Manual bone segmentation of every single CBCT image/section could be a solution to the single-threshold based segmentation techniques, but it is considered unrealistic since it would require several hours to be performed in a single dataset and would still be prone to error14. Alternatives to overcome this problem have been suggested in the literature14,38,39, but the single threshold approach is still the standard process offered by most relevant dental software for simplicity reasons. The range of grayscale values tested in the present study was verified through visual inspection of several datasets and, based on the generated surface models, was considered to be realistic in terms of potential selection by an operator or a software. The differences between manual and visually defined reference thresholds, as well as between repeated threshold selections, were within the range and comparable to the different thresholds tested in the present study, confirming the applicability of our results in actual conditions. Similar intra- and inter-operator differences in the selected thresholds were also exhibited in a recent relevant study5.

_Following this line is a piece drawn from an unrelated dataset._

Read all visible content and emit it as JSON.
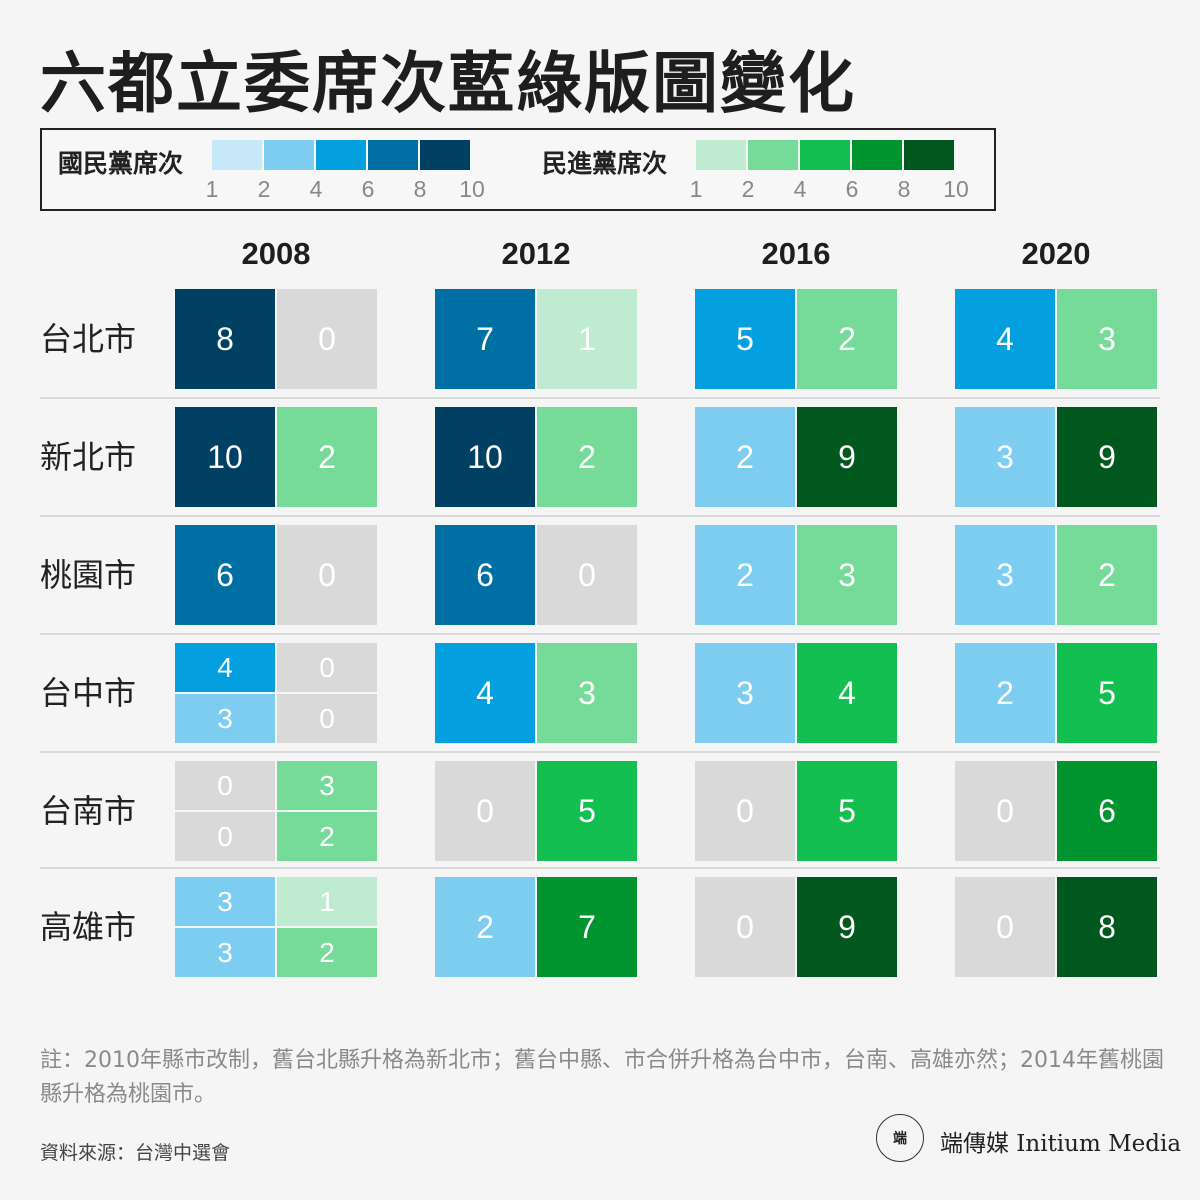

One limitation of the present study is the fact that no gold standard (true model) was used. One threshold value was manually selected as the reference value for each scan. Although this served the aim of the study, the used reference model might still be prone to errors, as the voxels to extract the cranial base surface model were chosen in a subjective manner. A gold standard model could be a high quality 3D surface scan of the anterior cranial base of a dry skull. However, this would not fully represent the clinical reality of a regular CBCT or CT scan of a patient’s head, where the true model is impossible to be obtained. Another limitation of the study is that three CBCT machines were tested and the possibility of obtaining different results on images from other machines, cannot be excluded. Furthermore, only one operator, trained from an experienced practitioner, ran all the tests. Inter-examiner reliability was therefore not tested, but intra-examiner reliability showed satisfactory results. Finally, this study was performed on 3D images of growing patients. We expect similar results in adult patients, but further studies might be needed to confirm this.

Conclusion

The level of the single threshold used to perform bone segmentation of cranial base structures from 3D radiographs has a significant impact on the subsequent surface models; with changes being affected by image type. Threshold effects are related to spatial positioning of the surface model and to its form. Effects were more uniform for the CT scans, mainly affecting the position of the surface models in space. The non-uniform effects observed on the CBCT data reflect limitations of this imaging modality related to grayscale values and tissue density. They were similar for different CBCT images and lead to restricted effects of thresholding on the spatial position of the subsequent models. Both for CT and CBCT machines the effects were in accordance to the magnitude of difference between thresholds.

The findings of the study might have important implications for the validity of 3D superimposition outcomes when surface models extracted through a single threshold are used to superimpose serial patient images or to demonstrate changes that occurred during time.